Todo conhecimento novo adquirido por qualquer indivíduo é consequência dos conceitos que o mesmo já possuía, fazendo relações com estes. Ao tentar aprender algo novo, o aprendiz passa por uma alteração no modo de pensar. Segundo Mortimer (2000), a aprendizagem é fruto de uma assimilação ou de uma acomodação segundo os estudos piagetianos. A assimilação ocorre quando a aprendizagem pode ser concluída com as próprias ferramentas e conceitos que o indivíduo já possui, portanto é uma introdução de dados sem alterar o esquema vigente da pessoa. Quando não é possível à frente de um conceito novo assimilá-lo, deve-se passar pela acomodação, mudando o modo de pensar, procurando novas ferramentas para mudar o esquema cognitivo vigente, em virtude dos novos problemas e conceitos/informações apresentados. Esses dois processos completam o que Piaget denomina de equilibração, processo fundamental no desenvolvimento cognitivo, em que o indivíduo busca equilibrar os novos conceitos com suas concepções prévias (MORTIMER, 2000).

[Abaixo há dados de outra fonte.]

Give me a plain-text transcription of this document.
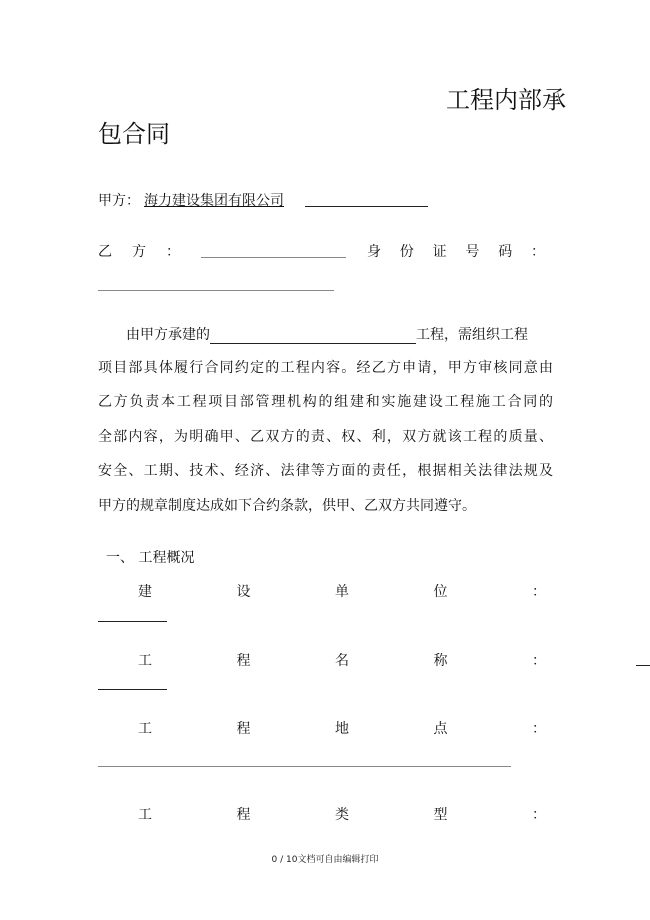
工程内部承
包合同
甲方： 海力建设集团有限公司
乙 方 ：	身 份 证 号 码 ：
由甲方承建的	工程，需组织工程
项目部具体履行合同约定的工程内容。经乙方申请，甲方审核同意由
乙方负责本工程项目部管理机构的组建和实施建设工程施工合同的
全部内容，为明确甲、乙双方的责、权、利，双方就该工程的质量、
安全、工期、技术、经济、法律等方面的责任，根据相关法律法规及
甲方的规章制度达成如下合约条款，供甲、乙双方共同遵守。
一、 工程概况
建	设	单	位	：
工	程	名	称	：
工	程	地	点	：
工	程	类	型	：
0 / 10文档可自由编辑打印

## Modelos de Desenvolvimento Conceitual (MMC)

Alguns modelos de desenvolvimento conceitual passam então a ser discutidos e estudados, entre eles o Modelo de Mudança Conceitual (POSNER et al., 1982), o mais difundido no campo do Ensino de Ciências. Este modelo considera que o estudante deve construir seus novos conhecimentos tomando por base seus conhecimentos prévios, porém, uma vez apreendido o conhecimento científico, que neste modelo é considerado superior a outras formas de conhecimento, as

concepções prévias devem ser abandonadas. Essa hierarquização do conhecimento é bem nítida, afinal as concepções prévias são consideradas geralmente errôneas, incompletas ou pré-científicas e, portanto, descartáveis conforme o indivíduo venha a adquirir o conhecimento científico.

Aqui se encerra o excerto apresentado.